Essai de prose, de 2006. Un pauvre pasteur, un rêveur qui fut jeté dans son temple comme un sujet sartrien dans le monde – en fait, c’est pire, puisqu’il y a un Dicteur – ; le pauvre pasteur, qu’on avait sélectionné dans son jeune temps pour ses remarquables aptitudes, afin qu’il fût un des trois candidats au rôle fatidique de père-du-Dicteur, celui-là, croupissant à Schöneberg, a tenté d’écrire son sermon en vers pour émouvoir ses ouailles, les horribles Berger. Il va lui en cuire, je vous le dis.

Premier récit : Paroles au temple

Sermon en vers de Sebastian Gantyr, nouveau pasteur (norvégien !) de Schöneberg – son dégoût de Noël, et son désir de puissance et de légende – l’adresse aux paroissiens, et leur monstrueuse réaction.

« Frères et sœurs puisque ce soir c’est le soir de Noël,

Et que nous sommes entre nous que dites vous d’une façon nouvelle ?
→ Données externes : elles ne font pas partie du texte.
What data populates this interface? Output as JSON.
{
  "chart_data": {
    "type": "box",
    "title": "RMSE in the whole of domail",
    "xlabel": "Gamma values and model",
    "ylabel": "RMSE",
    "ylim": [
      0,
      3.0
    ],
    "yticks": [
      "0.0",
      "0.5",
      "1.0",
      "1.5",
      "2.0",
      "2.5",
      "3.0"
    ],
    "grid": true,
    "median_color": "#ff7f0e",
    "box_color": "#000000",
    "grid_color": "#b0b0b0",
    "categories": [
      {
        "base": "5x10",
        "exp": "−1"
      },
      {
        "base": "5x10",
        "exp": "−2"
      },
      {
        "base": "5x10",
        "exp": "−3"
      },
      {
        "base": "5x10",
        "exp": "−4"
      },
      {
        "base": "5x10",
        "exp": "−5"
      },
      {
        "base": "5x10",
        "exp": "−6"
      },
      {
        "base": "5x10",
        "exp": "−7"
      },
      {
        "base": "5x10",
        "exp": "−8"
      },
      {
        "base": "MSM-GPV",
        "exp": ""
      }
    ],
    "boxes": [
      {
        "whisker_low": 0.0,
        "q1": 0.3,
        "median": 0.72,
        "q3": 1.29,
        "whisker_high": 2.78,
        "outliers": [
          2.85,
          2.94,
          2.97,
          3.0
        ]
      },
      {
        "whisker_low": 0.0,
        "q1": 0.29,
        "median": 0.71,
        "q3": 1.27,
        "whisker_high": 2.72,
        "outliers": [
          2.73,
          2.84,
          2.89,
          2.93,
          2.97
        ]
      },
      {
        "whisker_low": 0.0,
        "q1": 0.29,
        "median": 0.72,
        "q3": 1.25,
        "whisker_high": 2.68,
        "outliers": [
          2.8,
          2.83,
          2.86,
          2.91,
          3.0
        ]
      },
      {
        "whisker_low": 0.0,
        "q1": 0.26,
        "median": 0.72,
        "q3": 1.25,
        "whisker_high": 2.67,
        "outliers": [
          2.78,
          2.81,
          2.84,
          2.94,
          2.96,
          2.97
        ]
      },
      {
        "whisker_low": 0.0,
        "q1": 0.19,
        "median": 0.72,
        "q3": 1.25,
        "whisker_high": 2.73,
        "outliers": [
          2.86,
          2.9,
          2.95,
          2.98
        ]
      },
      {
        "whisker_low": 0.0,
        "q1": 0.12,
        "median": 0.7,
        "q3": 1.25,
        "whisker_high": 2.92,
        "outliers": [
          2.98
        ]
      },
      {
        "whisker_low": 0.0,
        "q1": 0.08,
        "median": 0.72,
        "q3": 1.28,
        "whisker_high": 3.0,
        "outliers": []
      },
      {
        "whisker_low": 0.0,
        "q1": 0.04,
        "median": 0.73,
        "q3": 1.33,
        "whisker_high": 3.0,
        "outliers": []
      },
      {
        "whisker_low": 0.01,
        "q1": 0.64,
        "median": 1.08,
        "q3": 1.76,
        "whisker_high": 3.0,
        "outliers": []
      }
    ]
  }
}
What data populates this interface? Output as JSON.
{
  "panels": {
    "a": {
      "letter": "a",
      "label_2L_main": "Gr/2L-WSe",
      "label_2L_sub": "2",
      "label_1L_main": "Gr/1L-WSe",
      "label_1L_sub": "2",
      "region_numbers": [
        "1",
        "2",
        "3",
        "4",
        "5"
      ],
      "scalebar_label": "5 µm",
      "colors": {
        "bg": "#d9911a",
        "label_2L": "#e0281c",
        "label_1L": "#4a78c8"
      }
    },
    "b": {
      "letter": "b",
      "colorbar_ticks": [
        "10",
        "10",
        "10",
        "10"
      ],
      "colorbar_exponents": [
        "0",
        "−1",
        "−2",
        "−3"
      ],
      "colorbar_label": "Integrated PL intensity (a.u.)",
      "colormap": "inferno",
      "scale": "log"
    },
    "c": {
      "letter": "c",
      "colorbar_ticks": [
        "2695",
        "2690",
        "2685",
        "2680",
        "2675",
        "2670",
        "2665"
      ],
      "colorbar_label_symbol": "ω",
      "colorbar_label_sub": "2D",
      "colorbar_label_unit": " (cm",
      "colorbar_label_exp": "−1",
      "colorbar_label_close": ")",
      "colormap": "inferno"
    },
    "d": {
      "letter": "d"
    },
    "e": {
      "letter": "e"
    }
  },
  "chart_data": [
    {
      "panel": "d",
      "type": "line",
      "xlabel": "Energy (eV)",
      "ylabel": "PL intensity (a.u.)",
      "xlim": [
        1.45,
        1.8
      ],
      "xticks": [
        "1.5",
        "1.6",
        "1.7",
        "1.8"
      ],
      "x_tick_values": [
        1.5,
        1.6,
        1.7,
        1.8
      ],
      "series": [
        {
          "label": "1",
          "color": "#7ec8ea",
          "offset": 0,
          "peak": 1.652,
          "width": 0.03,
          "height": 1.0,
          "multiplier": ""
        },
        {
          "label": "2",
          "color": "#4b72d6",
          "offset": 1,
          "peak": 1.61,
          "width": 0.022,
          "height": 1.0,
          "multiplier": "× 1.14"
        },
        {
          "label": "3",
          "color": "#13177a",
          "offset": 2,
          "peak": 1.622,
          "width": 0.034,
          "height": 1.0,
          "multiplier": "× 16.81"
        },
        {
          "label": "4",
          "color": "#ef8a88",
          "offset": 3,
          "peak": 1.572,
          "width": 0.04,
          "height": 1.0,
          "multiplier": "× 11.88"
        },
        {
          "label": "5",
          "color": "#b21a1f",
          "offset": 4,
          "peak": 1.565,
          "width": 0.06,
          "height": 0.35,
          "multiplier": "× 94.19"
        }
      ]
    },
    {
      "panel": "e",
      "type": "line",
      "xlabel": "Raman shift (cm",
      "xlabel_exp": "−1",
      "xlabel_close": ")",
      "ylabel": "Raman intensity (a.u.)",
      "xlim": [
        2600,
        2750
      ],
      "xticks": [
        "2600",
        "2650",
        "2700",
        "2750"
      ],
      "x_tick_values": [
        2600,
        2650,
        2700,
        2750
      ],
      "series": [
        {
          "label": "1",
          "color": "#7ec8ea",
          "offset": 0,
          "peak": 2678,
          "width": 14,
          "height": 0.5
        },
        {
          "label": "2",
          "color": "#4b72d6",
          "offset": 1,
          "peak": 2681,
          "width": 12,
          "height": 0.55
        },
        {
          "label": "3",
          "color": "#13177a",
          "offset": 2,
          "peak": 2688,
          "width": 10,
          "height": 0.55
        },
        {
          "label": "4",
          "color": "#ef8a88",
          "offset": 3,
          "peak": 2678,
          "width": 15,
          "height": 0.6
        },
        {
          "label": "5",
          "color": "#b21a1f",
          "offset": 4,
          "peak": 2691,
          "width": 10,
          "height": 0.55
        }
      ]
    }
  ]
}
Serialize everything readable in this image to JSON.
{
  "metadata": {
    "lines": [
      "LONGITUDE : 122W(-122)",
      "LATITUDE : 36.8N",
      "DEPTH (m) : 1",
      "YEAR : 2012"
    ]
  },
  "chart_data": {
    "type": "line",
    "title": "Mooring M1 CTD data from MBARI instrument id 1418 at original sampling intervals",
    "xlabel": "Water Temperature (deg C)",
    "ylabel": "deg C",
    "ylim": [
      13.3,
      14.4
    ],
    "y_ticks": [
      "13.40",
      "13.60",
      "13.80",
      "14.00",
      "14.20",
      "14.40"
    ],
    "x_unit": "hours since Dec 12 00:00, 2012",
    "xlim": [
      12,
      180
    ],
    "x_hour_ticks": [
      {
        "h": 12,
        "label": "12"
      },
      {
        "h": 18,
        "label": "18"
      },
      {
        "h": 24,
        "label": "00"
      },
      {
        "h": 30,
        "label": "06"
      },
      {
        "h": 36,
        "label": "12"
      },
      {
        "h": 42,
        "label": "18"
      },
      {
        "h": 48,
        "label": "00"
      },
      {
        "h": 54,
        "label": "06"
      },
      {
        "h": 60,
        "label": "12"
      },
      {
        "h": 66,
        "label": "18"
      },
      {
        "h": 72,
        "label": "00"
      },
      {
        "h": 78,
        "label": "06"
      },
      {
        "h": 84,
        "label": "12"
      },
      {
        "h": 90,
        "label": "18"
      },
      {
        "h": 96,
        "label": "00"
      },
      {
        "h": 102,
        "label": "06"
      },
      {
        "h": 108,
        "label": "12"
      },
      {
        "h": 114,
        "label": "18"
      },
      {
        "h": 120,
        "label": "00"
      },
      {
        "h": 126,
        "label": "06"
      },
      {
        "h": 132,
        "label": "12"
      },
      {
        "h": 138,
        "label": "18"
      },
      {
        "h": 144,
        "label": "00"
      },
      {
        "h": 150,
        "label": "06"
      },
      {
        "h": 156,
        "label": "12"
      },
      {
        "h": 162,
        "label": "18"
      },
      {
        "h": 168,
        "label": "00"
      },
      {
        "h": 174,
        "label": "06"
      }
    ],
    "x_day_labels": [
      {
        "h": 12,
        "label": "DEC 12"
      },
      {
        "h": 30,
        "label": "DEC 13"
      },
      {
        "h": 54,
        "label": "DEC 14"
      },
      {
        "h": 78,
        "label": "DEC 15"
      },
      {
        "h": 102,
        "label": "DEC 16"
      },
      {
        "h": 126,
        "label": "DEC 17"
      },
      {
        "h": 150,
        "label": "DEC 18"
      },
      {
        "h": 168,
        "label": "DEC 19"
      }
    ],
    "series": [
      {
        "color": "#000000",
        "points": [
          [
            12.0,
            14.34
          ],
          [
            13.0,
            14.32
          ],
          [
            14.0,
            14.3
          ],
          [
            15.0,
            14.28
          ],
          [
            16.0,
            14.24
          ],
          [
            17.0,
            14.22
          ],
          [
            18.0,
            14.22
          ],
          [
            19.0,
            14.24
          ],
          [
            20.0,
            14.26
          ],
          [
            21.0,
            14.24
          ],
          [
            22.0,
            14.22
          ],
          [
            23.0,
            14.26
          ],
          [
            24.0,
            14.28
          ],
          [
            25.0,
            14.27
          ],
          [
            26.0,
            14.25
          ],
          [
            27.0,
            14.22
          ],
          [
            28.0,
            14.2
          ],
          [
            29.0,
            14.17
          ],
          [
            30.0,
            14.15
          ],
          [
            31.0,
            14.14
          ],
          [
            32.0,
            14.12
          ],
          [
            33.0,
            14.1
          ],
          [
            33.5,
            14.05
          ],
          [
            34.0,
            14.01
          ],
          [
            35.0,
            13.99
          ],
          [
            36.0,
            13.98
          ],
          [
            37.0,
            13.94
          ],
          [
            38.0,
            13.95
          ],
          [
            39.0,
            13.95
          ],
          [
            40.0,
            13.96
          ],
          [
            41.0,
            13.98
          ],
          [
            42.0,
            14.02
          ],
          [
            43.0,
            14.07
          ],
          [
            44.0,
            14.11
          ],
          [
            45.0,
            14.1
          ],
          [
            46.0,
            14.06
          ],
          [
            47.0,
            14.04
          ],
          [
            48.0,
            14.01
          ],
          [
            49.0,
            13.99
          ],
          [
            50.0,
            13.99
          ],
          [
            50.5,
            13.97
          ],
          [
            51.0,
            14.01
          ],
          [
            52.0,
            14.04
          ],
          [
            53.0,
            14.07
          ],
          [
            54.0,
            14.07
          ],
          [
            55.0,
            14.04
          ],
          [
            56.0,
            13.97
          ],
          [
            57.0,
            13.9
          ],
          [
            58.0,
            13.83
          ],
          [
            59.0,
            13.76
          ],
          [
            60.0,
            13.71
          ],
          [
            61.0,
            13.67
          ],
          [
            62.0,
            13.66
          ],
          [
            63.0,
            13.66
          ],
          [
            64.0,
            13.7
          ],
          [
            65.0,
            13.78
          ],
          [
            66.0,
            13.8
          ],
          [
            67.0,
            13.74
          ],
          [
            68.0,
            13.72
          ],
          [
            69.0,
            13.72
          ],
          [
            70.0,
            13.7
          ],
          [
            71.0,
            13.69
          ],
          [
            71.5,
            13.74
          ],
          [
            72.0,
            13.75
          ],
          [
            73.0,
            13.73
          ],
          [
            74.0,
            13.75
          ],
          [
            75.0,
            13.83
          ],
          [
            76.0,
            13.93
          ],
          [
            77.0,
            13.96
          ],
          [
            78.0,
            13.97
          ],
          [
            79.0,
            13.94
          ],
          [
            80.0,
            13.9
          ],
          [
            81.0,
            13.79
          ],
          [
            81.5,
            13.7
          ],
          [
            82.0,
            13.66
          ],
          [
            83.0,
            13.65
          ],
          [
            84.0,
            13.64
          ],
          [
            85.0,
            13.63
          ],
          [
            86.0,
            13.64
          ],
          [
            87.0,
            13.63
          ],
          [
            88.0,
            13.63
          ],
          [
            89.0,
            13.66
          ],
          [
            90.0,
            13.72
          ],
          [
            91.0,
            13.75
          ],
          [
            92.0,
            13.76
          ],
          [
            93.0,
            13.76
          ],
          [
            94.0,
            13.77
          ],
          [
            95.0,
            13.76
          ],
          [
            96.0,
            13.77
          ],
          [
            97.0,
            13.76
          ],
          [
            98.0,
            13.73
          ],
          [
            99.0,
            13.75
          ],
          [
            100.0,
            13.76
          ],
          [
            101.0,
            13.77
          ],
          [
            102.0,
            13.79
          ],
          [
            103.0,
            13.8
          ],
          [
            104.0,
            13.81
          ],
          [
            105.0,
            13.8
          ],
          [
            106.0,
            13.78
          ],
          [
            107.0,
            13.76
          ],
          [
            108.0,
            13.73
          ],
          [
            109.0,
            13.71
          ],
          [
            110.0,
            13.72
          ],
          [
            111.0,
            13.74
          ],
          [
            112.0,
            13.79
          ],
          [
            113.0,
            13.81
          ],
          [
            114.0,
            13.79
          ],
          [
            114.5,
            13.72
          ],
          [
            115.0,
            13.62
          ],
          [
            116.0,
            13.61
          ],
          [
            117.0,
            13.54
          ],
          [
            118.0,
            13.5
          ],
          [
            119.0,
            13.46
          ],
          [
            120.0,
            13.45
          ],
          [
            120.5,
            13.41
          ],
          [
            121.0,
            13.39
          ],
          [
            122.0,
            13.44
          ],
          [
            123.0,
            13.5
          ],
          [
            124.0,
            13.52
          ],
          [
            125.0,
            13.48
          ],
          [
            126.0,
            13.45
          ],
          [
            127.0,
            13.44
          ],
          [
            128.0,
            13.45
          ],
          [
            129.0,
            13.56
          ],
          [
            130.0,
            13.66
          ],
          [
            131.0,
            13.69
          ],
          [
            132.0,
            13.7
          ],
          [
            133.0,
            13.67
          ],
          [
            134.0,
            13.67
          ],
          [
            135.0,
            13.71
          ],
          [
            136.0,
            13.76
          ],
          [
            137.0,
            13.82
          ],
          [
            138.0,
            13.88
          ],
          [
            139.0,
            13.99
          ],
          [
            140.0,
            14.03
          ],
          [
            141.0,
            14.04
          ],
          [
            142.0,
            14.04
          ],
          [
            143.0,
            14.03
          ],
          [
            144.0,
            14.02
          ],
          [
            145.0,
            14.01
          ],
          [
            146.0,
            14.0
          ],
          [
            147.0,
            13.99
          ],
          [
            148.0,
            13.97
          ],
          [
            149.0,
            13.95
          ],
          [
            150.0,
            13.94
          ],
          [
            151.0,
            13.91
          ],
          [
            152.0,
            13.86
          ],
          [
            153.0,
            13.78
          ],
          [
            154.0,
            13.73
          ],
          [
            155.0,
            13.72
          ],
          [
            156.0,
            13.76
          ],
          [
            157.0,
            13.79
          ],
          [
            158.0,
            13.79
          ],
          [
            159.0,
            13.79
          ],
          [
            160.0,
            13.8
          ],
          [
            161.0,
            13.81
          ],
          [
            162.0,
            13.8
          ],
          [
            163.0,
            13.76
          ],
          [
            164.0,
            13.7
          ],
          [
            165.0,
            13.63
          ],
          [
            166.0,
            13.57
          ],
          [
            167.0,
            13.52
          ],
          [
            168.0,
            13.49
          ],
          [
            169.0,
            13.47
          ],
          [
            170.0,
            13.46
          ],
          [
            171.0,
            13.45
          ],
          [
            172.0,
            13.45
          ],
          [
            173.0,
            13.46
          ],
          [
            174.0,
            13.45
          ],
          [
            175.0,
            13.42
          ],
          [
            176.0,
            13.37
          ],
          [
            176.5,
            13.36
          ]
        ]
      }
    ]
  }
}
Car ne trouvez-vous vous pas mes bien chers frères que cette histoire de Messie,

Ne trouvez-vous pas que ça pèse plus qu’il ne faut de vertu et d’ennui,

Et qu’à tout prendre on préfèrerait autre chose qu’un bébé trop petit

Qui braille dans ses langes ?

Parce qu’il n’a qu’une envie : être un homme

Alors qu’il est un ange,

Comme tous les enfants et ceux qui le demeurent, en somme !

Parce que vous croyez vraiment vous qu’un Messie,

C’est là maintenant où ça pleure et ça dépend

Qu’il vient et se révèle, et qu’en tressaillent les prophéties,

Qui se suspendaient au ciel comme y montent les chants ?

Vous croyez vraiment qu’il va vous caresser, vous le caressant, dans le sens du poil,

Et qu’il va commencer avec un gâteau et une étoile,

Et puis qu’on finira par pleurer bêtement devant lui,

Comme on s’émerveille à un bébé qui vous sourit ?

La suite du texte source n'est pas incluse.